The Tour agents I got hoodwinked into seemed like nice guys but were hard salesman . Always hard to know how authentic someone is when there doing a hard sell. Only really liked and semi-trusted this one guy named Gopal, who took me around on my last day and dropped me off at Paharang district where i could finally get my good cheap guesthouse, food, and info. for next destination. Stayed at Major Den nice big room with 450Rs and finally greeted by people that simply wanted my guesthouse patranage and nothing else. They were also quite helpful to arrange my travels to McLeod Gang. Paharang was all the character and mess and maze and beauty that i had expected. It was sold to me by the travel agents as drugs, criminals, and prostitutes too dangerous to even drive through.

They were lying...I didn't see any of what they'd told me though I'm sure it was there. They tried many scare tactics on me to try to stear me toward the places they wanted me to spend my money on such as various businesses and markets. They even tried to sell me a trip to the house boats in northern kashmir, which for the price they offered I almost considered. Then I read in the guidebook about these seedy agents and in a particular bordered section it said something like, "and above all never book a tour to the house boats in northern kashmire, they are ripe with scams." Well I got out of that by the skin of my teeth!

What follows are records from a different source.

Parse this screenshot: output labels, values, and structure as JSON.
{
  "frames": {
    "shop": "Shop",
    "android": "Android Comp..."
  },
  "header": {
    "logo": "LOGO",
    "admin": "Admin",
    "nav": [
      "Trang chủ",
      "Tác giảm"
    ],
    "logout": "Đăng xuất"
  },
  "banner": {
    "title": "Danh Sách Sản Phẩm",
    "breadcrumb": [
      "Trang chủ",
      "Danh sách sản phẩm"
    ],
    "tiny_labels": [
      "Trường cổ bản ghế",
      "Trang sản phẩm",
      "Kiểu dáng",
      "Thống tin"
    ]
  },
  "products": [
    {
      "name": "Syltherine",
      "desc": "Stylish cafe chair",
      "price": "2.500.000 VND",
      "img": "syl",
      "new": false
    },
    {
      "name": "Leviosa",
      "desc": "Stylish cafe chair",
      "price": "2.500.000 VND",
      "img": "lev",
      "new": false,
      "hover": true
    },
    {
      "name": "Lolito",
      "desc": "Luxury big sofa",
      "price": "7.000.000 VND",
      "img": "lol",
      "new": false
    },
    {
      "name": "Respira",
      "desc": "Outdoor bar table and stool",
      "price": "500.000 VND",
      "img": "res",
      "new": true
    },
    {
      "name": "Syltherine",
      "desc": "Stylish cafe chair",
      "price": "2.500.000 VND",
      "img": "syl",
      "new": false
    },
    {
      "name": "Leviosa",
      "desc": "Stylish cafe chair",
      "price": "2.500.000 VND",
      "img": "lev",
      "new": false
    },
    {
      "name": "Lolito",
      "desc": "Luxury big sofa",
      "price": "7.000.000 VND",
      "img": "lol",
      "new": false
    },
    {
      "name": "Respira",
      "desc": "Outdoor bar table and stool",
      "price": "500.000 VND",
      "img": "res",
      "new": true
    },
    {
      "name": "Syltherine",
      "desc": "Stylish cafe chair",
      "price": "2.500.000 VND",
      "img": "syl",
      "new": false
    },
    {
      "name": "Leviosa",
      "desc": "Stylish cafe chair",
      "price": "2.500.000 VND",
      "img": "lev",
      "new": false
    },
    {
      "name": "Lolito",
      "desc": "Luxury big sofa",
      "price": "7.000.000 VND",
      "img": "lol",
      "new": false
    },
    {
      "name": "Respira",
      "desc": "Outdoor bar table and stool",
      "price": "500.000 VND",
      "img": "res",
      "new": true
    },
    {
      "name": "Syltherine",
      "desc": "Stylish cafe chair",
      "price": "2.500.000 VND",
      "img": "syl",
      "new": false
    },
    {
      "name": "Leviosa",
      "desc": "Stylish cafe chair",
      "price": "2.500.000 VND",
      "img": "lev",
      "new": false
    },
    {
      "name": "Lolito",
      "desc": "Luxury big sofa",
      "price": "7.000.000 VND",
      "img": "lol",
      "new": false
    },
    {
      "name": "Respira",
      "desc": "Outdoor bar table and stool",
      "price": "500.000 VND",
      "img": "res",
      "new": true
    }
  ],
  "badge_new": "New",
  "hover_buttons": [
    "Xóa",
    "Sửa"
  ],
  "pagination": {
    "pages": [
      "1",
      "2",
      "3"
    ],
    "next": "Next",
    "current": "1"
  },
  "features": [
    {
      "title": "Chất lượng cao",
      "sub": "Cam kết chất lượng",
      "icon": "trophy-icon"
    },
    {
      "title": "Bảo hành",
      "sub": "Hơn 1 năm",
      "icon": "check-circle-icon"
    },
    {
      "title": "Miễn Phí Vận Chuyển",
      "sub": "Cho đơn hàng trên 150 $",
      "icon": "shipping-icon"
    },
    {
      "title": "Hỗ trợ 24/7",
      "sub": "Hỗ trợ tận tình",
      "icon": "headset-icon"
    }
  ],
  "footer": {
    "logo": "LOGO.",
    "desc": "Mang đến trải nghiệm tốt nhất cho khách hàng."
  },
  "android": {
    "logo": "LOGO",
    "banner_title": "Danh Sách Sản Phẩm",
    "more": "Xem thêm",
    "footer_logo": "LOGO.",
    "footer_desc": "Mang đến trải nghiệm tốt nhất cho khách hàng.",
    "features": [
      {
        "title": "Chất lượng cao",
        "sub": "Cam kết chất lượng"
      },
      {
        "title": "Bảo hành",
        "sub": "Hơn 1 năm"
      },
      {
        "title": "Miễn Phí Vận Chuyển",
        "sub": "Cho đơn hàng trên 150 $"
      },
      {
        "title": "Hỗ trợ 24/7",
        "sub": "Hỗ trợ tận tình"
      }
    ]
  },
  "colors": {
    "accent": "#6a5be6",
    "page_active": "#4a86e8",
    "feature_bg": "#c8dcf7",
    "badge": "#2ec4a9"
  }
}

Saleem was a cool bicycle rickshaw guide...through old delhi. Got his card and might have him take me on his full tour of old delhi. Red Fort was crazy and I even made a scene. Rude young boys wouldn't leave me along, real test in tough love, calling me bad words, then there were these cool and kind college kids who just kept shaking my hand and taking pictures and video of me with their cell phones. I got a little feeling of what it must be to be the subject of tourist's photos interests, like an old monk, or some tribal person. Then there was getting ripped off by fake tour guide at jama masjid. Hey 70Rs for a story. I've paid more for less before. After seeing places like the Alhambra in Spain the Masjid was nice but not as impressive.